17. Mantra

436 64 41
                                        

Kritik dan sarannya, yah ❤

______

"Gue minta maaf."

Jantung berdegup kencang kala mendengar suara itu, suara yang beberapa hari ini tak kudengar lagi. Aku kecewa, kenapa dia harus hantu? Aku pikir dia teman berwujud manusia. Mengapa dia tidak mengatakan yang sejujurnya.

Dia melangkah mendekat, sedangkan aku masih menunduk tidak berani menatapnya. Sekali lagi dia melangkah.

"Jangan mendekat!" teriakku diiringi isak.

"Nash," lirih Gandum.

Aku mengusap air mata di pipiku dan bangkit memberanikan diri menatap sosok yang sudah kutahu bukan manusia.

"Kenapa Lo kayak gini?" tanyaku dengan berangsang. "Kenapa Lo bohongin gue?!"

"Nash, gue bisa jelasin ...."

"Lo mau manfaatin gue, yah! Lo pura-pura jadi manusia biar Lo bisa temenan sama gue, terus temenan sama gue tujuannya apa?"

"Gue gak pura-pura jadi manusia ... Gue juga gak pernah bilang gue manusia."

Hujan tiba-tiba turun, aliran udara masuk ke pori-pori kulit membuatku sedikit kedinginan. Suasana ini cukup mendukung dengan hadirnya Gandum.

"Nash, gue minta maaf. Gue akuin gue salah ... Tapi gue arwah. Lo pasti tahu sifat arwah, tuh kayak gimana."

Tersirat perasaan iba, aku menatap Gandum sendu. Arwah mana pun pasti akan melakukan hal yang sama apalagi untuk Gandum, ini kesempatan bagus karena aku keliru menganggapnya sama seperti manusia biasa.

"Gue minta tolong sama Lo," ucapnya dengan tatapan mata yang tak bisa diartikan.

Aku menghembuskan napas, mengusap wajahku frustasi.

"Kenapa, sih Lo arwah?
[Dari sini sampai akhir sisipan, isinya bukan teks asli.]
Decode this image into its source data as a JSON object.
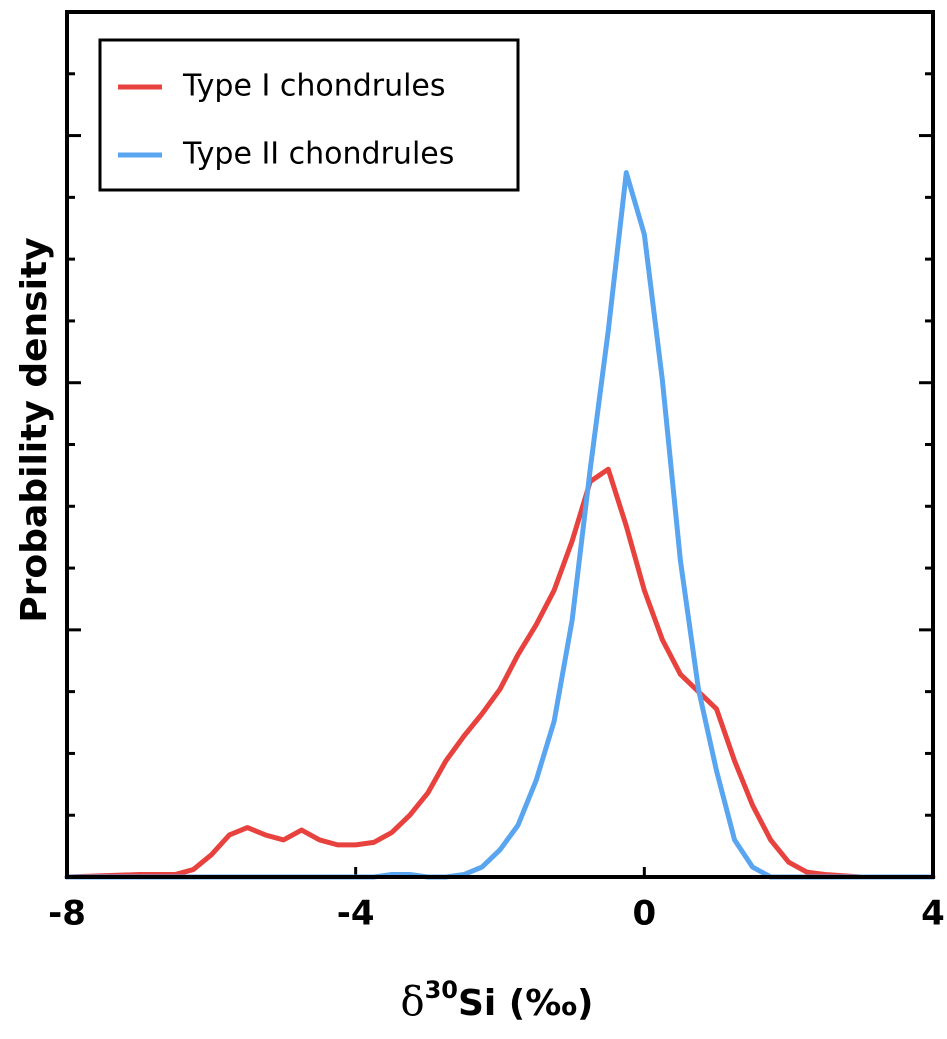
{
  "chart_data": {
    "type": "line",
    "x_label": {
      "base": "δ",
      "superscript": "30",
      "rest": "Si (‰)"
    },
    "y_label": "Probability density",
    "x": [
      -8,
      -7,
      -6.5,
      -6.25,
      -6,
      -5.75,
      -5.5,
      -5.25,
      -5,
      -4.75,
      -4.5,
      -4.25,
      -4,
      -3.75,
      -3.5,
      -3.25,
      -3,
      -2.75,
      -2.5,
      -2.25,
      -2,
      -1.75,
      -1.5,
      -1.25,
      -1,
      -0.75,
      -0.5,
      -0.25,
      0,
      0.25,
      0.5,
      0.75,
      1,
      1.25,
      1.5,
      1.75,
      2,
      2.25,
      2.5,
      3,
      4
    ],
    "series": [
      {
        "name": "Type I chondrules",
        "color": "#e8423f",
        "values": [
          0,
          0.01,
          0.01,
          0.03,
          0.09,
          0.17,
          0.2,
          0.17,
          0.15,
          0.19,
          0.15,
          0.13,
          0.13,
          0.14,
          0.18,
          0.25,
          0.34,
          0.47,
          0.57,
          0.66,
          0.76,
          0.9,
          1.02,
          1.16,
          1.36,
          1.6,
          1.65,
          1.42,
          1.16,
          0.96,
          0.82,
          0.75,
          0.68,
          0.47,
          0.29,
          0.15,
          0.06,
          0.02,
          0.01,
          0,
          0
        ]
      },
      {
        "name": "Type II chondrules",
        "color": "#5aa5f0",
        "values": [
          0,
          0,
          0,
          0,
          0,
          0,
          0,
          0,
          0,
          0,
          0,
          0,
          0,
          0,
          0.01,
          0.01,
          0,
          0,
          0.01,
          0.04,
          0.11,
          0.21,
          0.39,
          0.63,
          1.04,
          1.65,
          2.21,
          2.85,
          2.6,
          2.01,
          1.28,
          0.76,
          0.43,
          0.15,
          0.04,
          0,
          0,
          0,
          0,
          0,
          0
        ]
      }
    ],
    "xlim": [
      -8,
      4
    ],
    "xticks": [
      -8,
      -4,
      0,
      4
    ],
    "ylim": [
      0,
      3.5
    ],
    "yticks": [
      0,
      0.25,
      0.5,
      0.75,
      1,
      1.25,
      1.5,
      1.75,
      2,
      2.25,
      2.5,
      2.75,
      3,
      3.25,
      3.5
    ],
    "legend": "upper left"
  }
}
Kenapa Lo datang udah jadi hantu?" lirihku.

Rasa kecewa dan marah, aku akui beberapa hari ini aku terus memikirkannya bahkan merasa kehilangan saat tidak ada dirinya.

"Tapi Lo tetep jadi temen gue," ungkap Gandum.
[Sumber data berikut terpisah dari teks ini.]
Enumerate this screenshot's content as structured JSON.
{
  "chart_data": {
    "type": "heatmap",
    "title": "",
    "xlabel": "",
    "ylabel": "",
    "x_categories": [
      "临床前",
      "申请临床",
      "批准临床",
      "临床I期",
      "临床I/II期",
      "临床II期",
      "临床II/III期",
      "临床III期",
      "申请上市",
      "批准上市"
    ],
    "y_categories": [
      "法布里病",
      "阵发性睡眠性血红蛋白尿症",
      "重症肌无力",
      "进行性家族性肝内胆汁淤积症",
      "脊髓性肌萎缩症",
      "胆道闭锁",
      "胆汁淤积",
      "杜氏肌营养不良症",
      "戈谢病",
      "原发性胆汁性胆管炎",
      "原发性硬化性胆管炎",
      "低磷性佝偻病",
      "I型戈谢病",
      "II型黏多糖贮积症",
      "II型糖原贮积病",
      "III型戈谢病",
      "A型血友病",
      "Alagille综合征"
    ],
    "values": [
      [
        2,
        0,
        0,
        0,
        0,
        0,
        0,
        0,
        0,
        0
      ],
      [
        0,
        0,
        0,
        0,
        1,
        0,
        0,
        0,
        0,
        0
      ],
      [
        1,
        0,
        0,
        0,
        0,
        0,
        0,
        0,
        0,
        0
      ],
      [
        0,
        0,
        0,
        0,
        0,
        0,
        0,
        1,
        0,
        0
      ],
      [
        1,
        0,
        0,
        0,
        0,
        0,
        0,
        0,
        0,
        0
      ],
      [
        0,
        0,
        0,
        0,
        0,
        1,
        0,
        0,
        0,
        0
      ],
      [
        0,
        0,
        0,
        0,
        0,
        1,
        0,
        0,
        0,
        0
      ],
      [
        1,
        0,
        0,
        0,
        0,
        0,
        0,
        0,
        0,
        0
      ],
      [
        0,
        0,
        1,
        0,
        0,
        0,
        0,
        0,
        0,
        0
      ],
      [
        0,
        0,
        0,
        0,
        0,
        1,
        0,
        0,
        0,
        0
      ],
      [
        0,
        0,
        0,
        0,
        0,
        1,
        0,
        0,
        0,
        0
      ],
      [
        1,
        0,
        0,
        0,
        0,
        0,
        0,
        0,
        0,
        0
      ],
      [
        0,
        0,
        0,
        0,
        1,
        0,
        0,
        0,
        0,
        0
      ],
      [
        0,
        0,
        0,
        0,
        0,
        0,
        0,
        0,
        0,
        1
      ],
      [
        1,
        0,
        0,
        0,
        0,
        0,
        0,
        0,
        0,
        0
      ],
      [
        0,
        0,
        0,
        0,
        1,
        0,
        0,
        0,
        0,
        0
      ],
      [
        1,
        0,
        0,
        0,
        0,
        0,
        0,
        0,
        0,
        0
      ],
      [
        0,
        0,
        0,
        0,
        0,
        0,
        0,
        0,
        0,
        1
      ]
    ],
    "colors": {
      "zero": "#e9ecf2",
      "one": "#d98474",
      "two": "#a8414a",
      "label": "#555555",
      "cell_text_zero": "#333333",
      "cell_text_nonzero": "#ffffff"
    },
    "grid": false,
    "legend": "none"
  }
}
Air mataku kembali menetes mendengar itu. Iya, memang itu keinginanku memiliki teman, tetapi bukan bersama arwah. Tidak bisa ditepis bahwa suatu hari nanti Gandum pasti akan pergi dengan abadi dan aku tidak mau ada perpisahan seperti itu.

"Lo bisa, 'kan bantu gue?" tanya Gandum lagi.

"Kenapa Lo minta tolong ke gue, Lo bisa 'kan minta ke orang lain!"

"Gak ada orang lain di sini yang bisa liat gue selain Lo," tutur Gandum. "Untuk pertama kalinya, setelah beberapa tahun gue punya temen."

"Terus ini apa maksudnya?" Aku menunjukkan buku harian miliknya yang ternyata bernama asli Dareen Rasyadi.

Dia menatap buku harian itu, lalu menatapku. "Iya, itu punya gue."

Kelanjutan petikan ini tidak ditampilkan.